Voor de familie Chamoun, met roots in Turkije en Syrië, is de geboorte van Cindy letterlijk een godsgeschenk. “Het kan geen toeval zijn dat ze net op deze dag geboren is. Ze is een cadeau van Jezus”, vertelt mama Besna Küren amper twee uurtjes na de bevalling. “Om 5u vanmorgen ben ik naar het ziekenhuis gekomen. Ik had bloedverlies en voelde dat het kind zou komen. Tijdens de bevalling voelde ik heel duidelijk dat Jezus bij mij was. Ik heb hem wel duizend maal bedankt. Om 10.40u was het dan zover en werd Cindy geboren.”

“Ons geluk kan niet op. We hadden Cindy pas rond 23 januari verwacht. Ik zit nog vol emoties en waardevol dat we dit mogen meemaken met Kerstmis. Het was al de belangrijkste dag van het jaar voor ons. Wij zijn namelijk evangelische christenen. Dat wil zeggen dat we heel intens de Bijbel bestuderen en dat de Heer een heel belangrijke plaats inneemt in ons dagelijks leven. Om met Kerstmis dan zo’n cadeau van God te krijgen, dat is het mooiste wat er bestaat.”

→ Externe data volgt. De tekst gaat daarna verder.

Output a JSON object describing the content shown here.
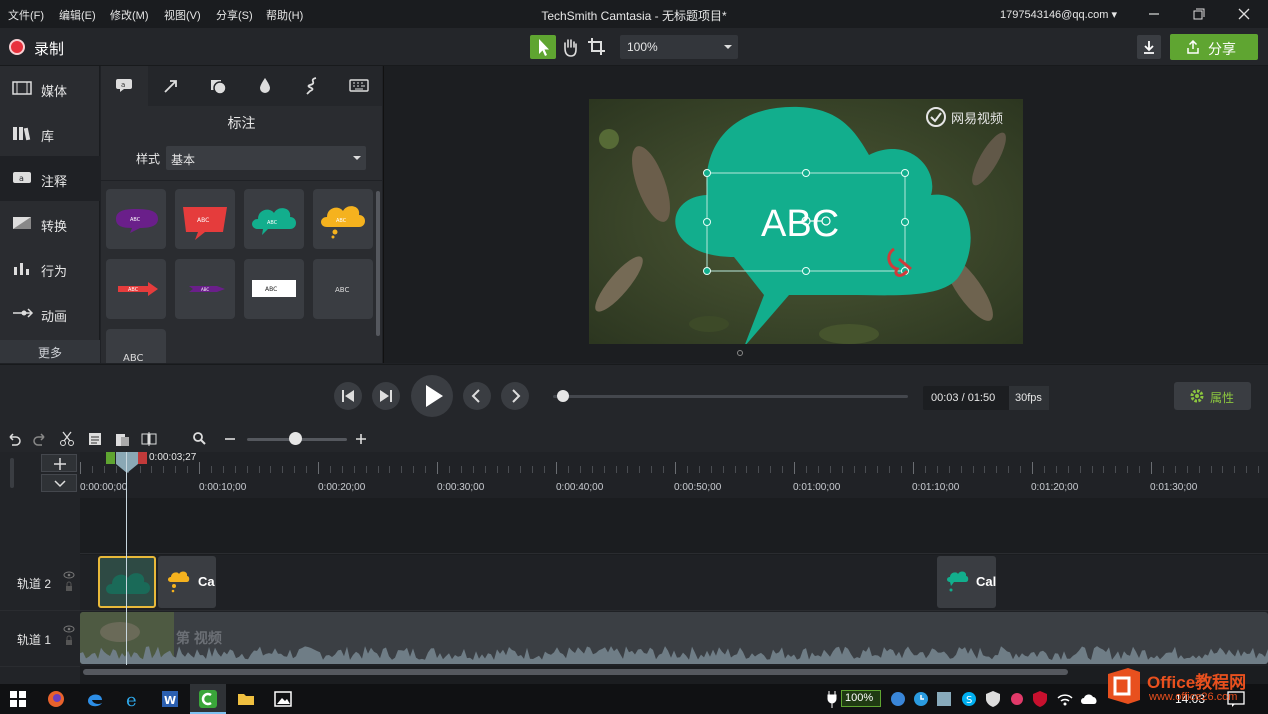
{
  "menu": {
    "items": [
      "文件(F)",
      "编辑(E)",
      "修改(M)",
      "视图(V)",
      "分享(S)",
      "帮助(H)"
    ],
    "title": "TechSmith Camtasia - 无标题项目*",
    "account": "1797543146@qq.com ▾"
  },
  "toolbar": {
    "record_label": "录制",
    "zoom_value": "100%",
    "share_label": "分享"
  },
  "sidebar": {
    "items": [
      {
        "label": "媒体",
        "icon": "film-icon"
      },
      {
        "label": "库",
        "icon": "library-icon"
      },
      {
        "label": "注释",
        "icon": "annotation-icon"
      },
      {
        "label": "转换",
        "icon": "transition-icon"
      },
      {
        "label": "行为",
        "icon": "behavior-icon"
      },
      {
        "label": "动画",
        "icon": "animation-icon"
      }
    ],
    "more_label": "更多"
  },
  "panel": {
    "tabs": [
      "callout-tab-icon",
      "arrow-tab-icon",
      "shape-tab-icon",
      "blur-tab-icon",
      "sketch-tab-icon",
      "keystroke-tab-icon"
    ],
    "title": "标注",
    "style_label": "样式",
    "style_value": "基本",
    "callout_text": "ABC"
  },
  "preview": {
    "callout_text": "ABC",
    "watermark_text": "网易视频",
    "callout_color": "#12ae8d"
  },
  "playback": {
    "time": "00:03 / 01:50",
    "fps": "30fps",
    "properties_label": "属性",
    "progress": 0.027
  },
  "timeline": {
    "playhead_time": "0:00:03;27",
    "ruler_labels": [
      "0:00:00;00",
      "0:00:10;00",
      "0:00:20;00",
      "0:00:30;00",
      "0:00:40;00",
      "0:00:50;00",
      "0:01:00;00",
      "0:01:10;00",
      "0:01:20;00",
      "0:01:30;00"
    ],
    "tracks": [
      {
        "name": "轨道 2",
        "clips": [
          {
            "label": "",
            "kind": "teal-cloud"
          },
          {
            "label": "Ca",
            "kind": "yellow-cloud"
          },
          {
            "label": "Cal",
            "kind": "teal-cloud-small"
          }
        ]
      },
      {
        "name": "轨道 1",
        "clips": [
          {
            "label": "第 视频",
            "kind": "video"
          }
        ]
      }
    ]
  },
  "taskbar": {
    "battery": "100%",
    "clock": "14:03"
  },
  "watermark": {
    "title": "Office教程网",
    "url": "www.office26.com"
  },
  "colors": {
    "accent_green": "#5fa531",
    "record_red": "#e8323d",
    "callout_teal": "#12ae8d"
  }
}
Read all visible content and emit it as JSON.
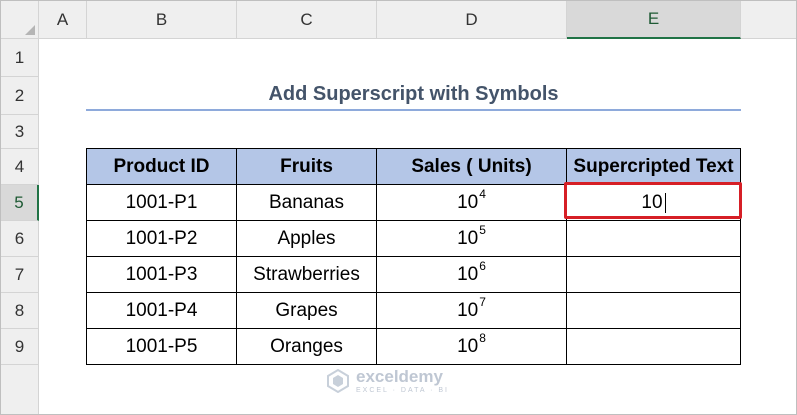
{
  "columns": [
    "A",
    "B",
    "C",
    "D",
    "E"
  ],
  "active_column": "E",
  "rows": [
    "1",
    "2",
    "3",
    "4",
    "5",
    "6",
    "7",
    "8",
    "9"
  ],
  "active_row": "5",
  "title": "Add Superscript with Symbols",
  "table": {
    "headers": [
      "Product ID",
      "Fruits",
      "Sales ( Units)",
      "Supercripted Text"
    ],
    "rows": [
      {
        "id": "1001-P1",
        "fruit": "Bananas",
        "base": "10",
        "exp": "4",
        "text": "10"
      },
      {
        "id": "1001-P2",
        "fruit": "Apples",
        "base": "10",
        "exp": "5",
        "text": ""
      },
      {
        "id": "1001-P3",
        "fruit": "Strawberries",
        "base": "10",
        "exp": "6",
        "text": ""
      },
      {
        "id": "1001-P4",
        "fruit": "Grapes",
        "base": "10",
        "exp": "7",
        "text": ""
      },
      {
        "id": "1001-P5",
        "fruit": "Oranges",
        "base": "10",
        "exp": "8",
        "text": ""
      }
    ]
  },
  "watermark": {
    "name": "exceldemy",
    "tagline": "EXCEL · DATA · BI"
  },
  "colors": {
    "header_fill": "#b4c6e7",
    "title_text": "#44546a",
    "title_rule": "#8eaadb",
    "selection": "#d61f26",
    "excel_green": "#217346"
  }
}
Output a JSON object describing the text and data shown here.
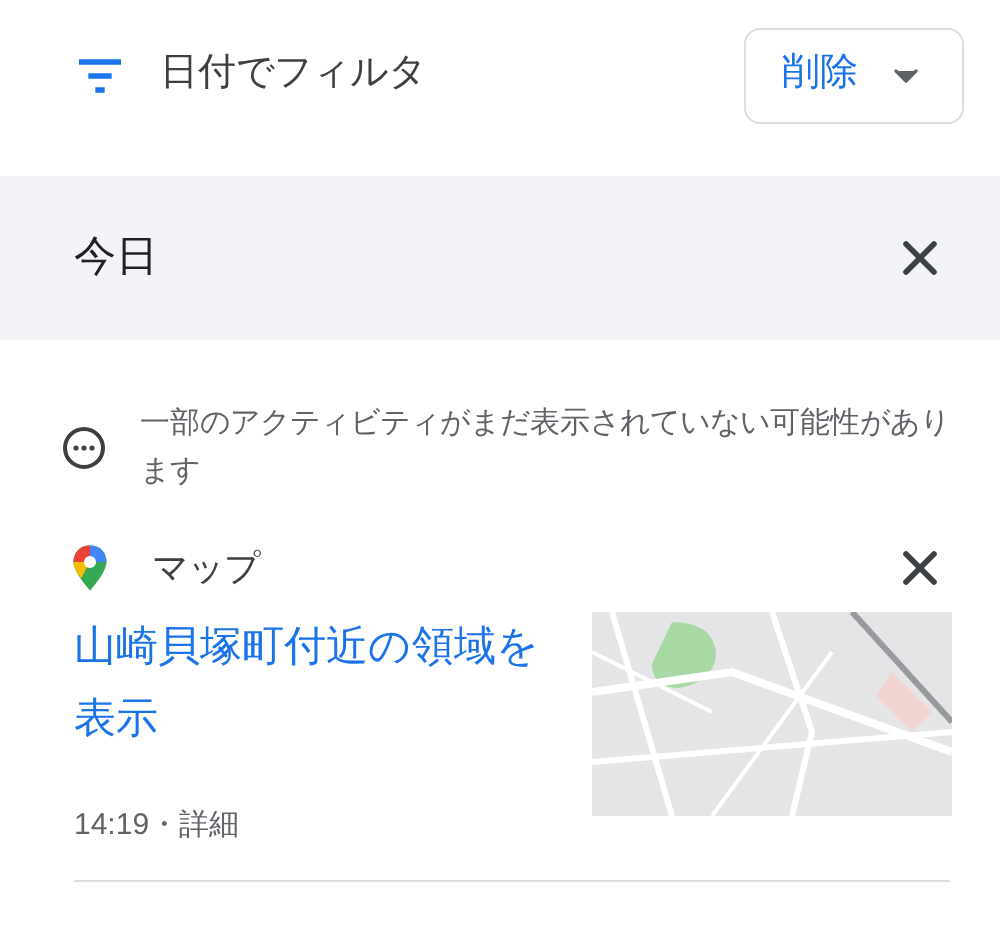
{
  "filter": {
    "label": "日付でフィルタ"
  },
  "delete_button": {
    "label": "削除"
  },
  "section": {
    "title": "今日"
  },
  "notice": {
    "text": "一部のアクティビティがまだ表示されていない可能性があります"
  },
  "activity": {
    "app": "マップ",
    "title": "山崎貝塚町付近の領域を表示",
    "meta": "14:19・詳細"
  }
}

In toeval geloven de kersverse ouders niet. “We zijn zeker dat dit een meisje van God is. We hebben daarom gezegd dat we dit kerstkind zullen schenken aan Jezus. Wat we daarmee bedoelen? Hij zal haar beschermen met zijn genade en zij zal zijn woord verspreiden over de wereld. Ook onze andere twee kinderen betrekken we intens bij ons geloof, maar Cindy staat misschien nog een grotere toekomst te wachten. Zij is niet voor niets op dezelfde dag als Jezus geboren.”

(uit de krant)

Een opmerkelijk verhaal

Het is een uniek verhaal, de boodschap van Jezus van John Bostock (OHL), Eyong Enoh (Standard) en Paul-José Mpoku (Chievo Verona). Verenigd in Ballers In God en vanavond samen rond de kerstdis geven de drie topvoetballers openhartig een inkijk in hun wereld van uitzonderlijke geloofsovertuiging. “Op de spelersbus zaten de andere spelers pornofilmpjes te kijken. Ik las de Bijbel.”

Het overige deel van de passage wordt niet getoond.